ClearView corrige en temps réel les dégradations causées par un virus

Par 19 mars 2010
Mots-clés : Smart city

Le système de protection informatique identifie puis répare automatiquement les dommages générés par un programme malveillant. Il est aussi capable de déplacer des informations pouvant être touchées par la brèche.

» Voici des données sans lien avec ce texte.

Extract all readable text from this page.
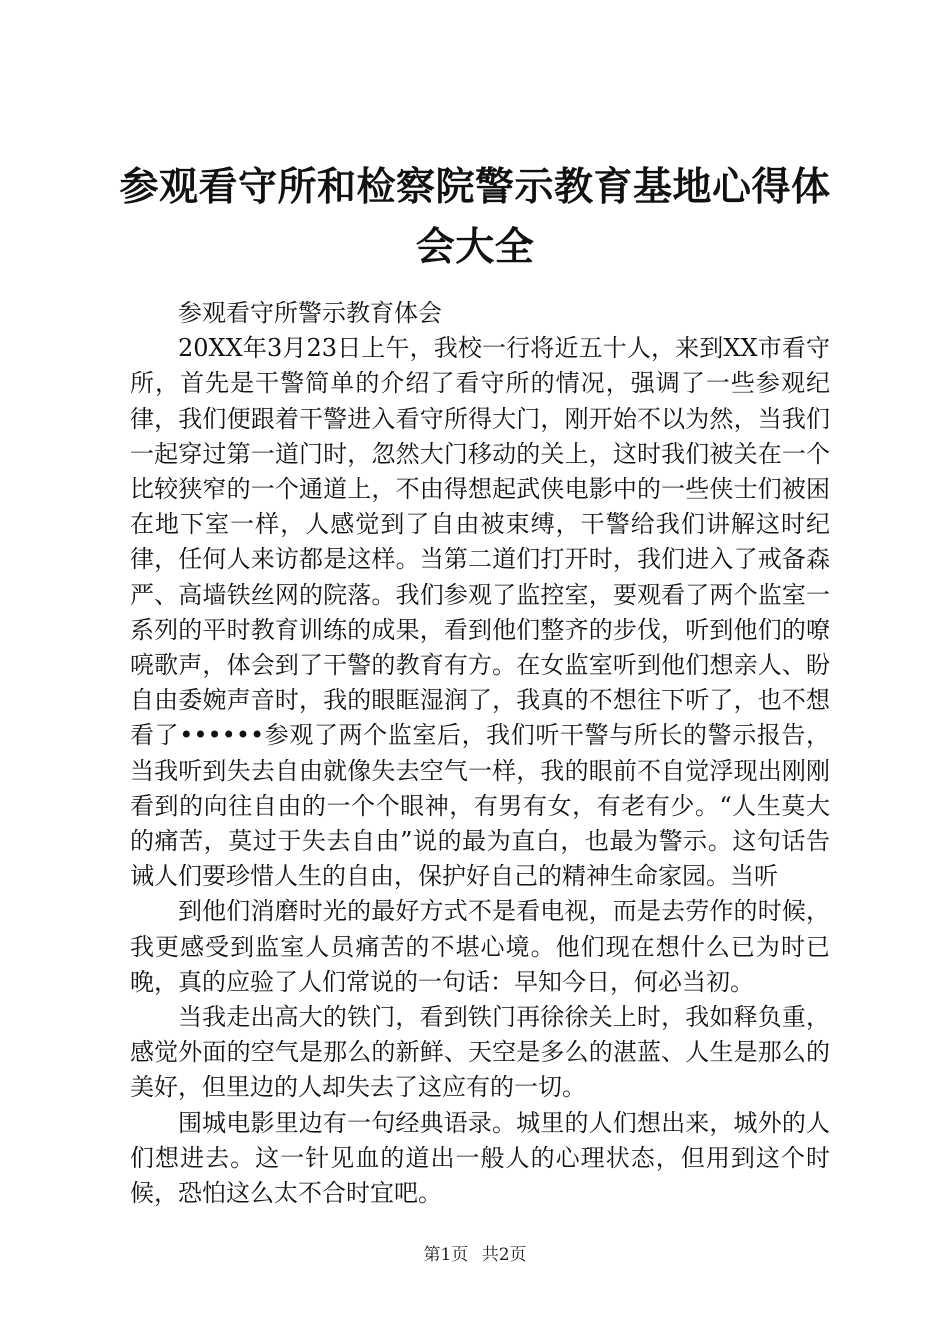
参观看守所和检察院警示教育基地心得体会大全

参观看守所警示教育体会

20XX年3月23日上午，我校一行将近五十人，来到XX市看守所，首先是干警简单的介绍了看守所的情况，强调了一些参观纪律，我们便跟着干警进入看守所得大门，刚开始不以为然，当我们一起穿过第一道门时，忽然大门移动的关上，这时我们被关在一个比较狭窄的一个通道上，不由得想起武侠电影中的一些侠士们被困在地下室一样，人感觉到了自由被束缚，干警给我们讲解这时纪律，任何人来访都是这样。当第二道们打开时，我们进入了戒备森严、高墙铁丝网的院落。我们参观了监控室，要观看了两个监室一系列的平时教育训练的成果，看到他们整齐的步伐，听到他们的嘹喨歌声，体会到了干警的教育有方。在女监室听到他们想亲人、盼自由委婉声音时，我的眼眶湿润了，我真的不想往下听了，也不想看了••••••参观了两个监室后，我们听干警与所长的警示报告，当我听到失去自由就像失去空气一样，我的眼前不自觉浮现出刚刚看到的向往自由的一个个眼神，有男有女，有老有少。“人生莫大的痛苦，莫过于失去自由”说的最为直白，也最为警示。这句话告诫人们要珍惜人生的自由，保护好自己的精神生命家园。当听

到他们消磨时光的最好方式不是看电视，而是去劳作的时候，我更感受到监室人员痛苦的不堪心境。他们现在想什么已为时已晚，真的应验了人们常说的一句话：早知今日，何必当初。

当我走出高大的铁门，看到铁门再徐徐关上时，我如释负重，感觉外面的空气是那么的新鲜、天空是多么的湛蓝、人生是那么的美好，但里边的人却失去了这应有的一切。

围城电影里边有一句经典语录。城里的人们想出来，城外的人们想进去。这一针见血的道出一般人的心理状态，但用到这个时候，恐怕这么太不合时宜吧。

第1页 共2页
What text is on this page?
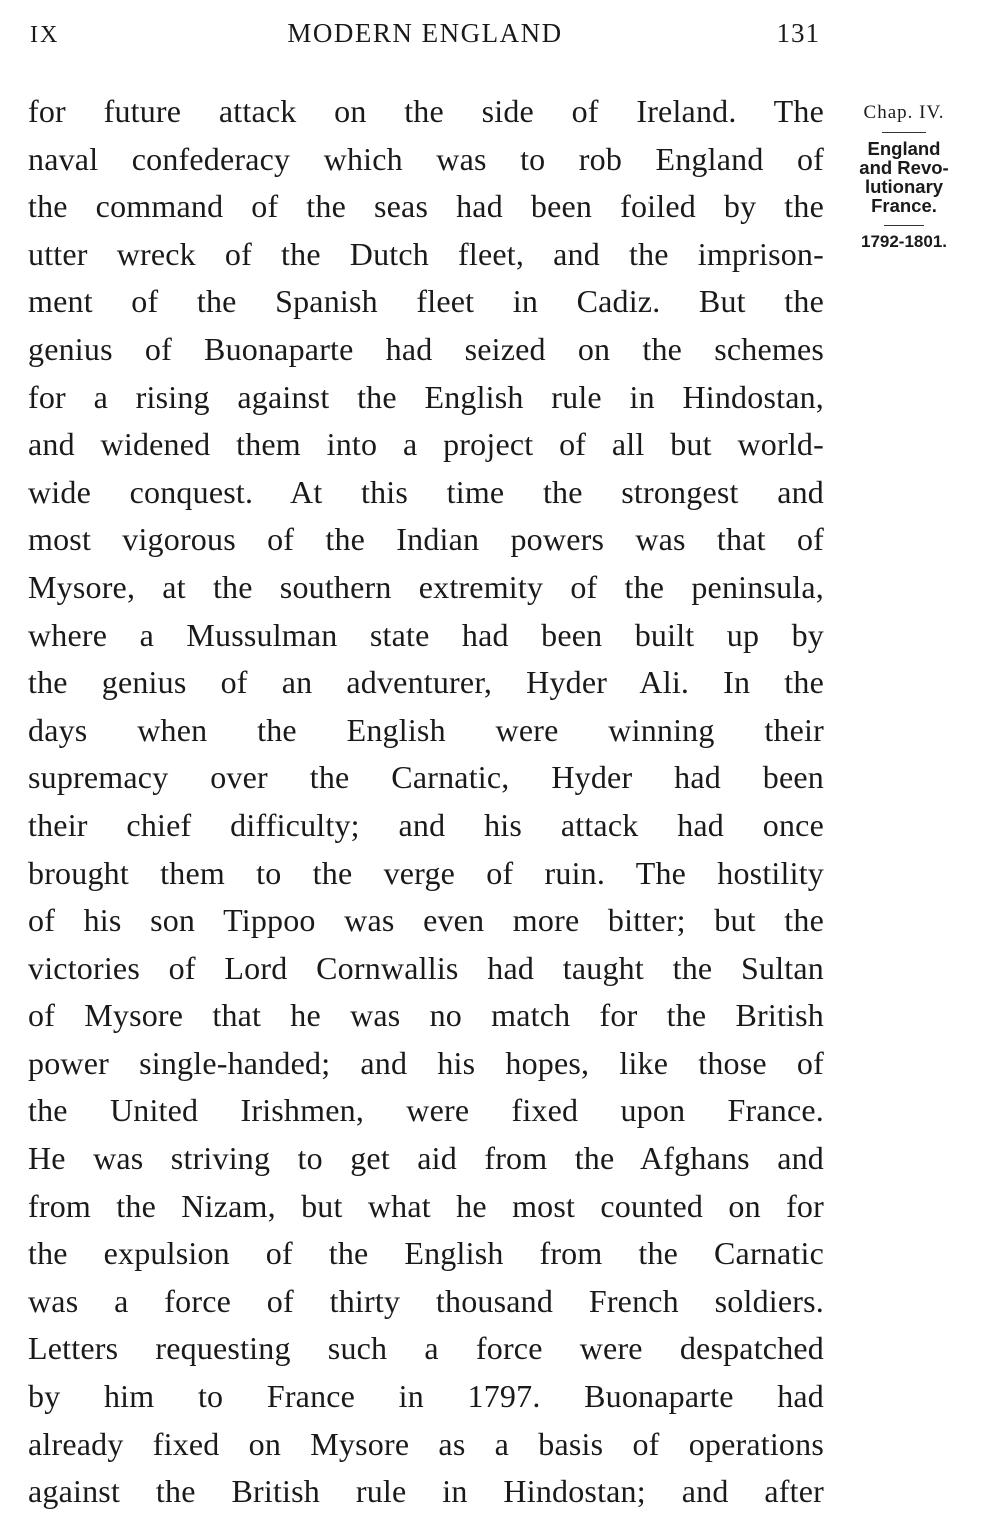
IX	MODERN ENGLAND	131
for future attack on the side of Ireland. The
naval confederacy which was to rob England of
the command of the seas had been foiled by the
utter wreck of the Dutch fleet, and the imprison-
ment of the Spanish fleet in Cadiz. But the
genius of Buonaparte had seized on the schemes
for a rising against the English rule in Hindostan,
and widened them into a project of all but world-
wide conquest. At this time the strongest and
most vigorous of the Indian powers was that of
Mysore, at the southern extremity of the peninsula,
where a Mussulman state had been built up by
the genius of an adventurer, Hyder Ali. In the
days when the English were winning their
supremacy over the Carnatic, Hyder had been
their chief difficulty; and his attack had once
brought them to the verge of ruin. The hostility
of his son Tippoo was even more bitter; but the
victories of Lord Cornwallis had taught the Sultan
of Mysore that he was no match for the British
power single-handed; and his hopes, like those of
the United Irishmen, were fixed upon France.
He was striving to get aid from the Afghans and
from the Nizam, but what he most counted on for
the expulsion of the English from the Carnatic
was a force of thirty thousand French soldiers.
Letters requesting such a force were despatched
by him to France in 1797. Buonaparte had
already fixed on Mysore as a basis of operations
against the British rule in Hindostan; and after
Chap. IV.
England
and Revo-
lutionary
France.
1792-1801.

Pour parer aux ravages d'un virus informatique sans avoir à déconnecter le serveur du réseau Internet, des chercheurs du MIT proposent un système qui repère et corrige en temps réel les modifications effectuées par le programme malveillant. Cela de manière automatique, et sans qu'il soit nécessaire de quitter ou de redémarrer à quelque moment que ce soit l'application que l'on utilise en ligne. Baptisé "ClearView", le système enregistre le fonctionnement normal d'une application. "De cette observation, il tire un modèle, qui va lui servir de référence pour détecter les attaques", explique à L'Atelier Stelios Sidiroglou, l'un des chercheurs ayant pris part aux recherches.
Réparer en temps réel les dommages créés
Si un comportement anormal est détecté permettant de soupçonner l'intrusion d'un ver, il est alors capable de combler les brèches pour empêcher les exactions de celui-ci. "ClearView peut par exemple changer le lieu où certaines données essentielles sont stockées", explique à L'Atelier Jeff Perkins, également associé au projet. "Le but est de trouver un moyen de corriger l'erreur au moment même où celle-ci est détectée, c'est-à-dire avant que son impact l'ait rendue inévitable" poursuit le chercheur. Précision importante, l'une des fonctions du dispositif est également d'évaluer l'impact de son action.
Ne pas nuire à la bonne exécution des applications
En modifiant plusieurs paramètres pour empêcher le virus d'accéder à certaines informations, ClearView pourrait en effet avoir l'effet inverse de celui recherché, en bloquant l'application. Pour palier ce défaut, le système vérifie que ses corrections se sont avérées bénéfiques, et tente de minimiser les risques d'impact négatif sur la bonne exécution de l'application. Pour tester leur solution, les scientifiques ont mené plusieurs attaques, et les résultats se sont montré plutôt concluants. En effet, 100% de celles-ci ont été détectées, et les dégâts générés dans un premier temps par le virus ont été totalement réparés dans 70% des cas.